Durian

         Saya pernah membaca sebuah kalimat pendek yang mengena. “Jika engkau belum mendapatkan ide tentang apa yang akan engkau tulis. Maka tuliskan sebuah ide yang pernah dituliskan orang lain. Itu akan lebih baik, karena engkau ikut menyebarkan apa yang pernah menjadi ide orang lain tanpa merusak reputasi namamu karena plagiat”.
     Enam bulan yang lalu saya menemukan buku kecil berjudul “Borneo, Celebes, Aru; Menjelajah Kalimantan, Sulawesi, dan Kepulauan Aru, Karya Alfred Russel Wallace”*. Ahli flora dan fauna yang seangkatan dengan Bapak Teori Evolusi, Charles Darwin.
          Dalam buku yang dicetak pertama kali pada 1869, Alfred menceritakan pengalamannya saat menjelajah pedalaman Kalimantan, Sulawesi, dan Kepulauan Aru untuk mendapatkan binatang edemik guna dipamerkan di negara asalnya, Inggris.
          Saya tidak akan menceritakan tentang keseluruhan pengalaman seperti apa yang dialami Aflred selama penjelajahan di buku itu. Tapi ada satu hal kecil yang ingin saya ceritakan ulang dalam tulisan ini tentang sebuah buah yang bagi Aflred adalah raja dari segala buah. Buah ini mampu melawan berbagai teori yang dikemukakan para ahli terkait dengan besaran buah dan tempat tumbuhnya.
          Durian. Siapa yang tidak mengenal Durian. Buah yang terbungkus kulit berduri tebal dan membutuhkan tenaga ekstra untuk membukannya, namun menghasilkan daging buang yang begitu nikmat. Baunya sangat tajam dan tentu saja mengundang selera banyak orang untuk mencicipnya.
          Saya sangat jarang makan Durian. Namun jika ada kesempatan menikmatinya, saya tidak akan pernah menghabiskan kurang dari satu. Minimal tiga buah besar yang bisa saya habiskan. Musim Durian adalah musim buah terindah yang dialami banyak manusia.

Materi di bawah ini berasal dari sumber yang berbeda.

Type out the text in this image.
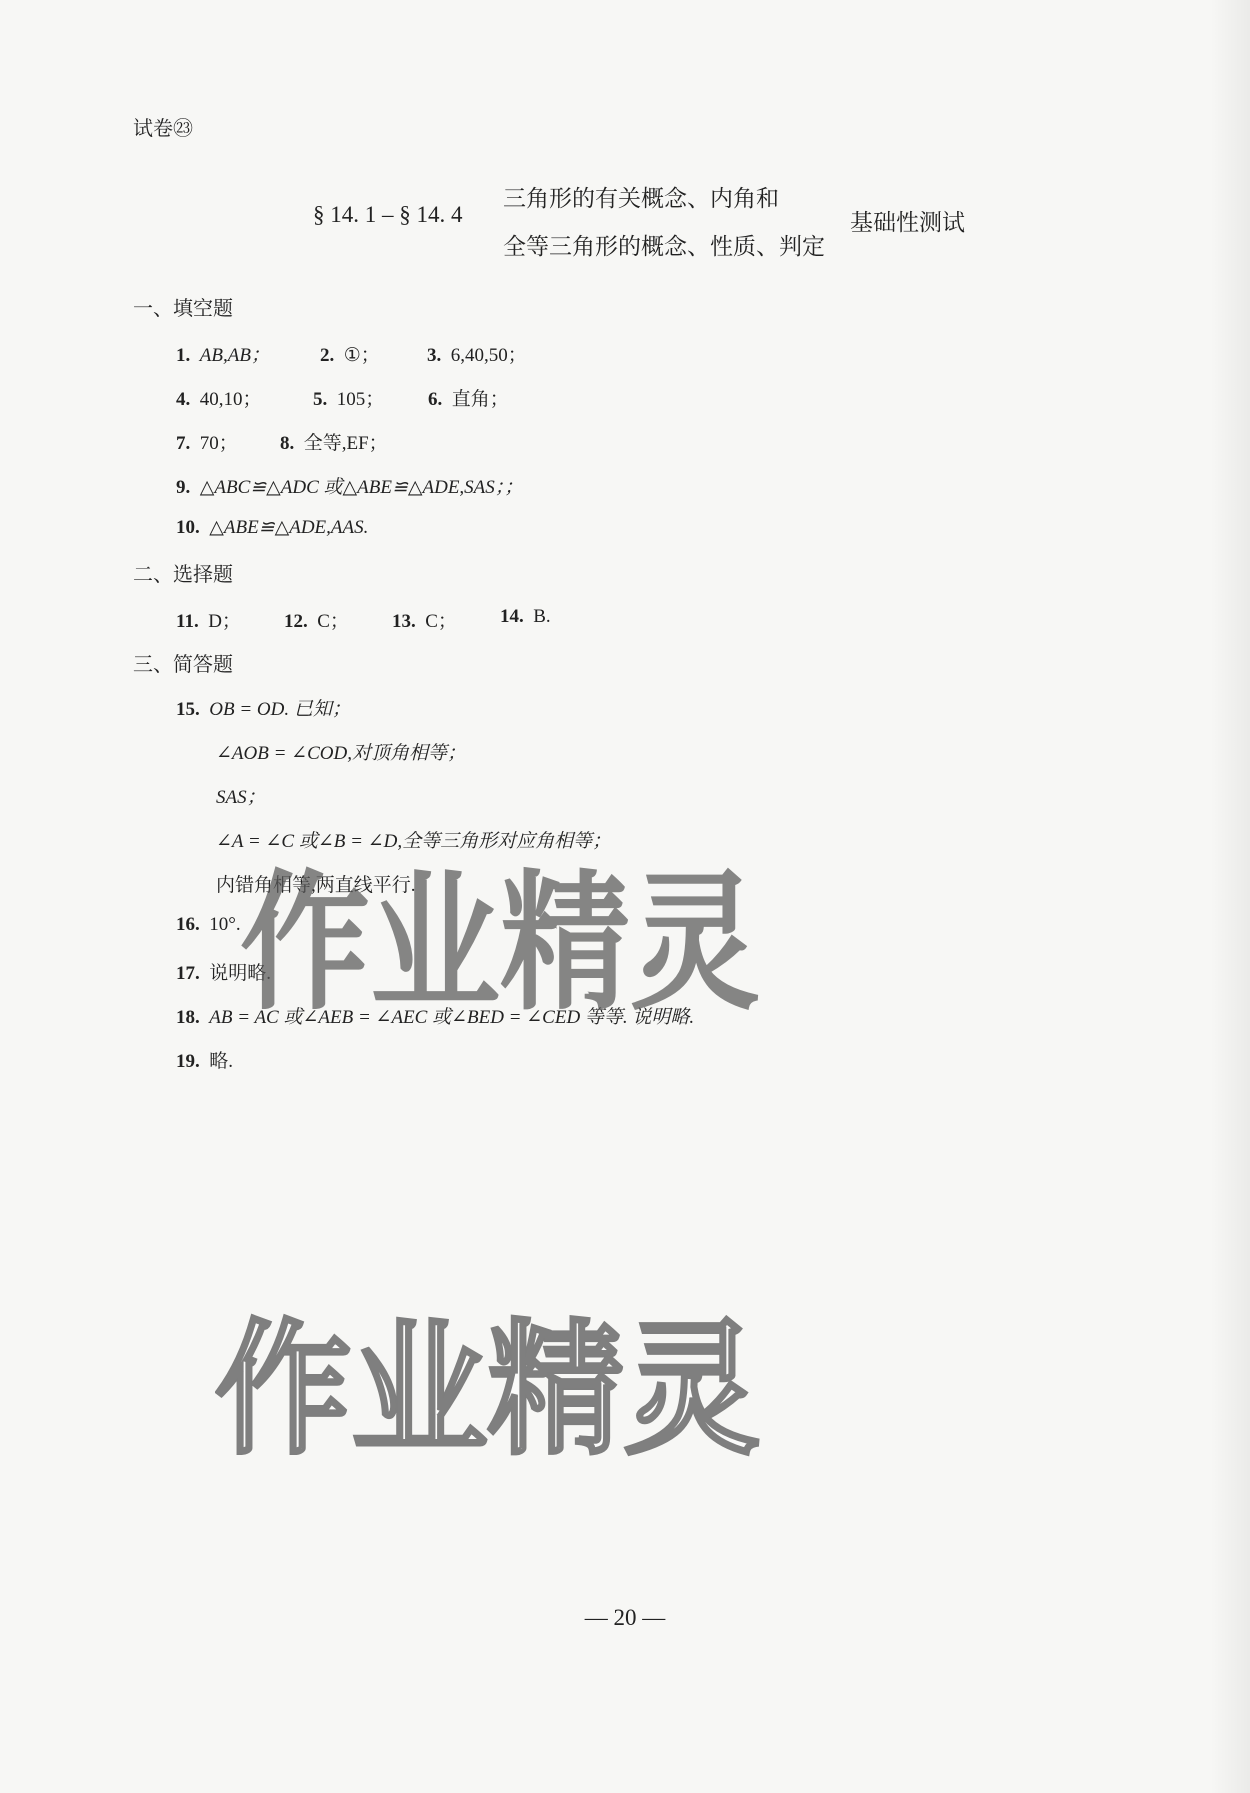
试卷㉓
§ 14. 1 – § 14. 4
三角形的有关概念、内角和
全等三角形的概念、性质、判定
基础性测试
一、填空题
1. AB,AB；	2. ①； 3. 6,40,50；
4. 40,10；	5. 105； 6. 直角；
7. 70； 8. 全等,EF；
9. △ABC≌△ADC 或△ABE≌△ADE,SAS；；
10. △ABE≌△ADE,AAS.
二、选择题
11. D； 12. C； 13. C； 14. B.
三、简答题
15. OB = OD. 已知；
∠AOB = ∠COD,对顶角相等；
SAS；
∠A = ∠C 或∠B = ∠D,全等三角形对应角相等；
内错角相等,两直线平行.
16. 10°.
17. 说明略.
18. AB = AC 或∠AEB = ∠AEC 或∠BED = ∠CED 等等. 说明略.
19. 略.
作业精灵
作业精灵
— 20 —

          Dalam sebuah bab, Aflred memberikan diskripsi yang begitu mendalam mengenai Durian. Durian dulu kala tidak begitu populer di Eropa seperti halnya komoditas Pala, Teh, Cengkeh, Tebu, dan lainnya. Namun ketika mencicipnya untuk pertama kalinya, rangkaian kalimat pujian sebagai bentuk kehormatan kepada kenikmatannya begitu saja terlontar tanpa beban.
          Petualang tua Linschott, pada 1599 berkata “ Buah ini (Durian) memiliki rasa yang luar biasa sehingga melampaui semua buah yang lain di dunia ini, menurut mereka yang pernah mencicipinnya,”.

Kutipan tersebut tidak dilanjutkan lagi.